Ya'll? I think I need to find some friends.

It's alright, though. I've been invited to a Book Club. And, I have some old college friends I can call for lunch. I might not have to become a Mall Worker groupie just yet...



* See?! I really like being around people; it just wears me out. You people wear me out. ;)


Friday, January 21, 2011

I Don't Do Tired Well

It doesn't look pretty on me. at. all. Just ask anyone. Anyone who's ever met me.

I even try to warn the kids: "Mommy is very tired tonight. Please help me so I don't get frustrated."

The other day we stopped at Sonic on the way home from school. The kids asked why and I told them, "I'm very tired. I'm going to get a Diet Dr. Pepper. It has caffeine in it. I hope it will help wake me up so I won't get frustrated with ya'll too easily." (I'm nothing if not honest - that's something, right? Yeah. Yeah. I know. Coins in the therapy fund. *clink* *clink*)

Yesterday, I was tired - again. Bone-numbingly tired. I have no idea why. But, it was like the cumulative tired of the past three months came crashing down on me yesterday afternoon. T-I-R-E-D.

I got the kids home from school. Every day, when we get home from school, Spencer gets a snack and then he does his homework. Every single day. I told him to get his snack then start his homework while I finished vacuuming.

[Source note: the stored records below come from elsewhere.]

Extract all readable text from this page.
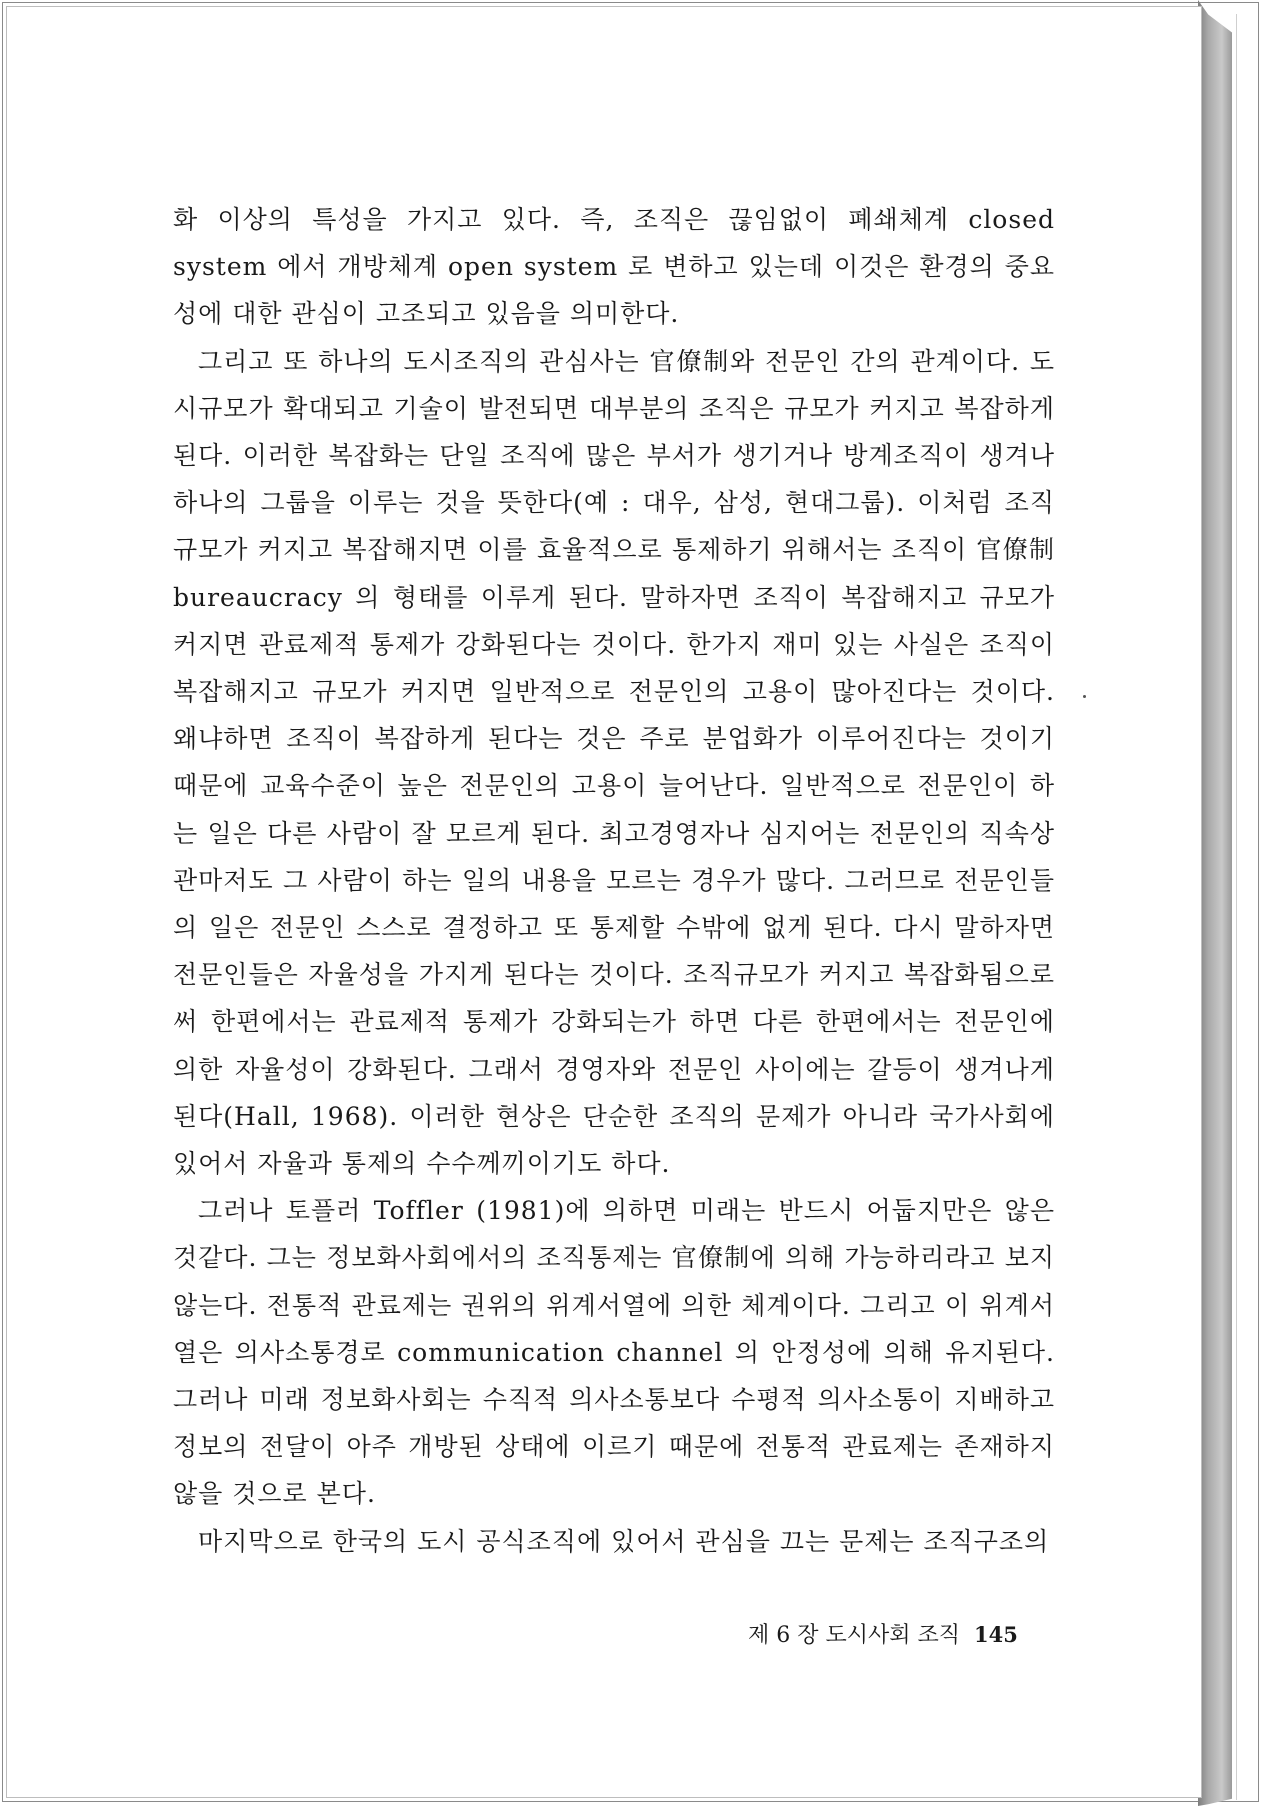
화 이상의 특성을 가지고 있다. 즉, 조직은 끊임없이 폐쇄체계 closed system 에서 개방체계 open system 로 변하고 있는데 이것은 환경의 중요성에 대한 관심이 고조되고 있음을 의미한다.

그리고 또 하나의 도시조직의 관심사는 官僚制와 전문인 간의 관계이다. 도시규모가 확대되고 기술이 발전되면 대부분의 조직은 규모가 커지고 복잡하게 된다. 이러한 복잡화는 단일 조직에 많은 부서가 생기거나 방계조직이 생겨나 하나의 그룹을 이루는 것을 뜻한다(예 : 대우, 삼성, 현대그룹). 이처럼 조직 규모가 커지고 복잡해지면 이를 효율적으로 통제하기 위해서는 조직이 官僚制 bureaucracy 의 형태를 이루게 된다. 말하자면 조직이 복잡해지고 규모가 커지면 관료제적 통제가 강화된다는 것이다. 한가지 재미 있는 사실은 조직이 복잡해지고 규모가 커지면 일반적으로 전문인의 고용이 많아진다는 것이다. 왜냐하면 조직이 복잡하게 된다는 것은 주로 분업화가 이루어진다는 것이기 때문에 교육수준이 높은 전문인의 고용이 늘어난다. 일반적으로 전문인이 하는 일은 다른 사람이 잘 모르게 된다. 최고경영자나 심지어는 전문인의 직속상관마저도 그 사람이 하는 일의 내용을 모르는 경우가 많다. 그러므로 전문인들의 일은 전문인 스스로 결정하고 또 통제할 수밖에 없게 된다. 다시 말하자면 전문인들은 자율성을 가지게 된다는 것이다. 조직규모가 커지고 복잡화됨으로써 한편에서는 관료제적 통제가 강화되는가 하면 다른 한편에서는 전문인에 의한 자율성이 강화된다. 그래서 경영자와 전문인 사이에는 갈등이 생겨나게 된다(Hall, 1968). 이러한 현상은 단순한 조직의 문제가 아니라 국가사회에 있어서 자율과 통제의 수수께끼이기도 하다.

그러나 토플러 Toffler (1981)에 의하면 미래는 반드시 어둡지만은 않은 것같다. 그는 정보화사회에서의 조직통제는 官僚制에 의해 가능하리라고 보지 않는다. 전통적 관료제는 권위의 위계서열에 의한 체계이다. 그리고 이 위계서열은 의사소통경로 communication channel 의 안정성에 의해 유지된다. 그러나 미래 정보화사회는 수직적 의사소통보다 수평적 의사소통이 지배하고 정보의 전달이 아주 개방된 상태에 이르기 때문에 전통적 관료제는 존재하지 않을 것으로 본다.

마지막으로 한국의 도시 공식조직에 있어서 관심을 끄는 문제는 조직구조의

제 6 장 도시사회 조직 145
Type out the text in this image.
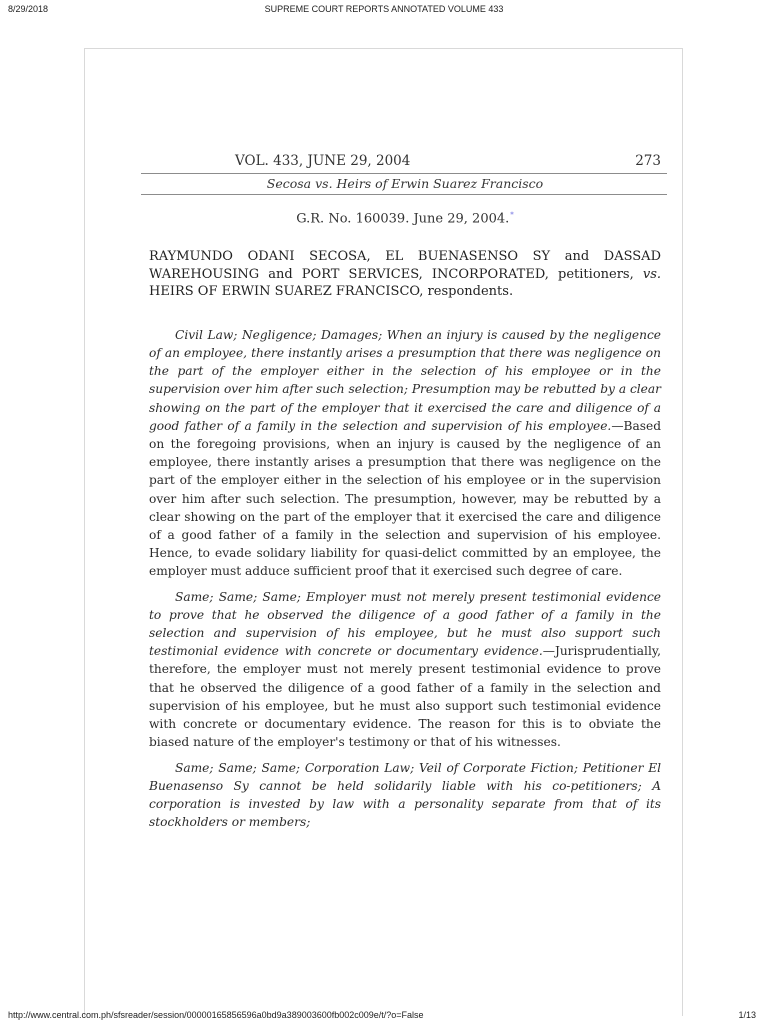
8/29/2018	SUPREME COURT REPORTS ANNOTATED VOLUME 433
VOL. 433, JUNE 29, 2004	273
Secosa vs. Heirs of Erwin Suarez Francisco
G.R. No. 160039. June 29, 2004.*
RAYMUNDO ODANI SECOSA, EL BUENASENSO SY and DASSAD WAREHOUSING and PORT SERVICES, INCORPORATED, petitioners, vs. HEIRS OF ERWIN SUAREZ FRANCISCO, respondents.

Civil Law; Negligence; Damages; When an injury is caused by the negligence of an employee, there instantly arises a presumption that there was negligence on the part of the employer either in the selection of his employee or in the supervision over him after such selection; Presumption may be rebutted by a clear showing on the part of the employer that it exercised the care and diligence of a good father of a family in the selection and supervision of his employee.—Based on the foregoing provisions, when an injury is caused by the negligence of an employee, there instantly arises a presumption that there was negligence on the part of the employer either in the selection of his employee or in the supervision over him after such selection. The presumption, however, may be rebutted by a clear showing on the part of the employer that it exercised the care and diligence of a good father of a family in the selection and supervision of his employee. Hence, to evade solidary liability for quasi-delict committed by an employee, the employer must adduce sufficient proof that it exercised such degree of care.

Same; Same; Same; Employer must not merely present testimonial evidence to prove that he observed the diligence of a good father of a family in the selection and supervision of his employee, but he must also support such testimonial evidence with concrete or documentary evidence.—Jurisprudentially, therefore, the employer must not merely present testimonial evidence to prove that he observed the diligence of a good father of a family in the selection and supervision of his employee, but he must also support such testimonial evidence with concrete or documentary evidence. The reason for this is to obviate the biased nature of the employer's testimony or that of his witnesses.

Same; Same; Same; Corporation Law; Veil of Corporate Fiction; Petitioner El Buenasenso Sy cannot be held solidarily liable with his co-petitioners; A corporation is invested by law with a personality separate from that of its stockholders or members;

http://www.central.com.ph/sfsreader/session/00000165856596a0bd9a389003600fb002c009e/t/?o=False	1/13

I finished vacuuming and found him. Playing in the garage. On his new skateboard. I. flipped. out. I told him he had "no idea how angry" I was. I told him that that skateboard was "this close to going into time-out for a WEEK!" I was mad.

He came inside - contrite and repentant. He sat down to do his homework. I got back to finishing my housework. And, I hear his rational, calm voice say, "Mama?"

"Yes?"

"Maybe you should get a Diet Coke. You seem a little tired."

I didn't know if I should laugh... or get a Diet Coke.